Crude Benchmarks Buckle
Crude Benchmarks Buckle

Oil fell on Tuesday for a second day as a strengthening dollar dented risk-linked assets, such as equities and other commodities, together with rising US output, pushing the price below $69 a barrel for the first time in six days.

Brent crude futures fell 20 cents on the day to $69.26 a barrel, having touched a session low of $68.75, while US West Texas Intermediate futures dropped 51 cents to $65.05 a barrel, CNBC reported.

European stock markets were firmly in negative territory after a recovering dollar and a drop in shares of Apple sent Wall Street to its largest one-day fall in five months the previous day.

With oil’s negative correlation to the dollar reaching its strongest in a month, even ongoing signs of robust demand for crude were not enough to ward off profit-taking following last week’s rise to three-year highs.

“I do have the feeling that market optimism pushed prices perhaps a little bit too high, but ... as long as inventories continue to decline, for me, personally, I am more and more looking at a ‘buy-on-dips’ strategy, so I am looking for a correction lower,” ABN Amro chief energy economist, Hans van Cleef, said.

Oil’s inverse relationship to the dollar, whereby a stronger currency makes it more expensive for non-US investors to buy dollar-denominated assets, has reasserted itself this week.

“Correlations are funny things.
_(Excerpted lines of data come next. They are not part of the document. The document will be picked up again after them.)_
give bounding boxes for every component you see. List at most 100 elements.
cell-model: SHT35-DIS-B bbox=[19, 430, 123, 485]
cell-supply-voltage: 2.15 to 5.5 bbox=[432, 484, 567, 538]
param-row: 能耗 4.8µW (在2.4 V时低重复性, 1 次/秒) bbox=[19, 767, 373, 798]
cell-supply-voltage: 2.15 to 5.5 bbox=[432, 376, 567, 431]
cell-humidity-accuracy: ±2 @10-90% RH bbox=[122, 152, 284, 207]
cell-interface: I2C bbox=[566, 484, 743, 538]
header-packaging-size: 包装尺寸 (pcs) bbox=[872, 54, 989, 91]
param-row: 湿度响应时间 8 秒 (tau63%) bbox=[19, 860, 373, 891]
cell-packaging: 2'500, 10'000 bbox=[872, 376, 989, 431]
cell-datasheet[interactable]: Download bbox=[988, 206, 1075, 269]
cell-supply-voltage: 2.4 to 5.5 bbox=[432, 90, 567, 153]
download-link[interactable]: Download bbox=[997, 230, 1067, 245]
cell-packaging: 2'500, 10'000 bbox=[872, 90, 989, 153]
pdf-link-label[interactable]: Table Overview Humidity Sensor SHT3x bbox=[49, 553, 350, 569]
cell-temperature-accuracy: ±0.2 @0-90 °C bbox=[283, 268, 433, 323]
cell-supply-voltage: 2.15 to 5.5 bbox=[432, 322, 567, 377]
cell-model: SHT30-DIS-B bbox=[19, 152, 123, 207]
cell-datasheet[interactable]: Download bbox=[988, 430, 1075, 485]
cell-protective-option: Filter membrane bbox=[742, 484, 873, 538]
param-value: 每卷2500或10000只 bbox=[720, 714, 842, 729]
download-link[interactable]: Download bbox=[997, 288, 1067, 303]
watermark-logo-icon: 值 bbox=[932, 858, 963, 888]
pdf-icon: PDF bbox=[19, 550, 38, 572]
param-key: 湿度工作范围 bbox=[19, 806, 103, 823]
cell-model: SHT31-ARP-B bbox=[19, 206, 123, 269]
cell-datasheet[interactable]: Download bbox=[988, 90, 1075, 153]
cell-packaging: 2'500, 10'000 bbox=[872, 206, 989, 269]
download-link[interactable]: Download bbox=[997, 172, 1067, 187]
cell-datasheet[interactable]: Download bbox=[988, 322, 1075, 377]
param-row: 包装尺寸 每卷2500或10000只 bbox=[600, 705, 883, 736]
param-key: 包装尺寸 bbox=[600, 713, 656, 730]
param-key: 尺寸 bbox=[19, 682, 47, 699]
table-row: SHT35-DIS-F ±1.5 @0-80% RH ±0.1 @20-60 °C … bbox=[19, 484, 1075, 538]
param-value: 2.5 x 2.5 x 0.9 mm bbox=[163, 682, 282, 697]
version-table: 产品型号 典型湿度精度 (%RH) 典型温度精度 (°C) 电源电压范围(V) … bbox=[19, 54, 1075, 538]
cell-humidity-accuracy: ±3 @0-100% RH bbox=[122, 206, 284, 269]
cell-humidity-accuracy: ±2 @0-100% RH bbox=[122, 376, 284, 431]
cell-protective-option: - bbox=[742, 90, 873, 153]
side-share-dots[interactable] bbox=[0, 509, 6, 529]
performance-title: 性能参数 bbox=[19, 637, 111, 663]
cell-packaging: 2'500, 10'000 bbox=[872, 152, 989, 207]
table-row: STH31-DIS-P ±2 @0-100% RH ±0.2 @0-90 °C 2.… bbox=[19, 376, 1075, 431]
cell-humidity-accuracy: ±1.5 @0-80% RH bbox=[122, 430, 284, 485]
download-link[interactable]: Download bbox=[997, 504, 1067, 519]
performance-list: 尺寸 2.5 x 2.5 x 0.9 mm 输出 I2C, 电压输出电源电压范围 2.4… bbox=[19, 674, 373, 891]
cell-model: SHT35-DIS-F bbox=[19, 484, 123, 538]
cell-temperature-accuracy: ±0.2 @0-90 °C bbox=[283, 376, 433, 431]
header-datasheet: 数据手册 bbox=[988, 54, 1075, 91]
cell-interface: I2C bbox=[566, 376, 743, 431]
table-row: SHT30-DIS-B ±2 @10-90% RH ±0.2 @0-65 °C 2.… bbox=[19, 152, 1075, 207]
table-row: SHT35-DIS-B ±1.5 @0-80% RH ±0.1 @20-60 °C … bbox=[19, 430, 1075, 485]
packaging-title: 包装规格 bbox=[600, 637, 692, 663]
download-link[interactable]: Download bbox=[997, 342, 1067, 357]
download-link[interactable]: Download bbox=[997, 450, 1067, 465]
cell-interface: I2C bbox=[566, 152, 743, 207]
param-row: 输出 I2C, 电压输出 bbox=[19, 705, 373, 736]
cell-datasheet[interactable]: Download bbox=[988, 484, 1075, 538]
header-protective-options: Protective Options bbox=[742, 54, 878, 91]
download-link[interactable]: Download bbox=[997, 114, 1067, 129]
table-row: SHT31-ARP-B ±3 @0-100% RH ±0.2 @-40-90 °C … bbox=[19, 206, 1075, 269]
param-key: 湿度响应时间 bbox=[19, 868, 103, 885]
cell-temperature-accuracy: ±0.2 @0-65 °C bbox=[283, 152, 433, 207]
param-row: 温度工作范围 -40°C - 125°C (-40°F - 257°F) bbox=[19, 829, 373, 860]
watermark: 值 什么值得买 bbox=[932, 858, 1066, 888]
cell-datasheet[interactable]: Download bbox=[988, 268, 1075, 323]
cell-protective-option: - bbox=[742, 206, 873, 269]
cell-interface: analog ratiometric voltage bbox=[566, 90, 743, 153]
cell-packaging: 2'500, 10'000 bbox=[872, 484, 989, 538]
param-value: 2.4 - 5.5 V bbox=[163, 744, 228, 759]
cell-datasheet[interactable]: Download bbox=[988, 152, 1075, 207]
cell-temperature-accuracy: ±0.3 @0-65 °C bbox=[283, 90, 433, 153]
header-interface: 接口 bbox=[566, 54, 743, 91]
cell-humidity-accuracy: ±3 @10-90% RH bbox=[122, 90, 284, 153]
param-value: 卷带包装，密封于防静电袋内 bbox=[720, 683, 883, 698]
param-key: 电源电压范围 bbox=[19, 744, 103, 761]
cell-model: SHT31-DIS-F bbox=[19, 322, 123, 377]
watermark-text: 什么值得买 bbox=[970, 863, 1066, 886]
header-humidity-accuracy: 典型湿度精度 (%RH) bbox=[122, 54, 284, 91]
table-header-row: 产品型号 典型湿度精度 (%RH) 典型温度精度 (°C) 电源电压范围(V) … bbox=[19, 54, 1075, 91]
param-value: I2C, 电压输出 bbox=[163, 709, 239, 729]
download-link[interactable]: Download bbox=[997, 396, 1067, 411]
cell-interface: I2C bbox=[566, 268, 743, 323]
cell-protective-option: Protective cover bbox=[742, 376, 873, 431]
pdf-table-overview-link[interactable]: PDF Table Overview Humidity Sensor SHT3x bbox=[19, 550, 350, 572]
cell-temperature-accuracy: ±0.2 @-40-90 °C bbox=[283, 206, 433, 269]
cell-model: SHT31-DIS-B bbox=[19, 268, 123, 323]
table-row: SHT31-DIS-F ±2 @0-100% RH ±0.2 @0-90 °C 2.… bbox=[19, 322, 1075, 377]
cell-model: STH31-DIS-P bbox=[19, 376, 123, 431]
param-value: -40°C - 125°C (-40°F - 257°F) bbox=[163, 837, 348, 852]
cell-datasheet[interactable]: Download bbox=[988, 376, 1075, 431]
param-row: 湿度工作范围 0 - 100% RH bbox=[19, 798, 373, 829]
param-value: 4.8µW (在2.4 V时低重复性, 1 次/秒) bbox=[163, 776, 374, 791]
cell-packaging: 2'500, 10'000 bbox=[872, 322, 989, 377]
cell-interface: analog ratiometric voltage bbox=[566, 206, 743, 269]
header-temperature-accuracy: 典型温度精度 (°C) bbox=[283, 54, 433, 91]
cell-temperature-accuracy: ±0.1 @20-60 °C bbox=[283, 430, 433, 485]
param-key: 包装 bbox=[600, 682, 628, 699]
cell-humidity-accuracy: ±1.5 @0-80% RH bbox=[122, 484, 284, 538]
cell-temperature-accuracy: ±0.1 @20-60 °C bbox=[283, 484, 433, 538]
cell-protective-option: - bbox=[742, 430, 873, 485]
Sometimes they work and sometimes they don’t. For most of 2017, the relationship between the dollar and the oil price was not obvious,” PVM Oil Associates strategist, Tamas Varga, said in a note.

“This is the trend that seems to be turning, judging by yesterday’s price action and this morning’s moves. Rising US bond yields caused dollar shorts cover and as a result, oil prices fell.”

Expectations for US inventories to rise for the first time in 11 weeks may also be keeping oil under pressure, according to a preliminary poll by Reuters on Monday.

US production is already on par with that of Saudi Arabia, the biggest producer in the Organization of Petroleum Exporting Countries. Only Russia produces more, averaging 10.98 million barrels per day in 2017.

US output has jumped more than 17% since mid-2016 and is expected to exceed 10 million bpd soon. The rising tide of US oil output comes after prices rose following an agreement by OPEC producers, along with Russia and other countries, on output curbs.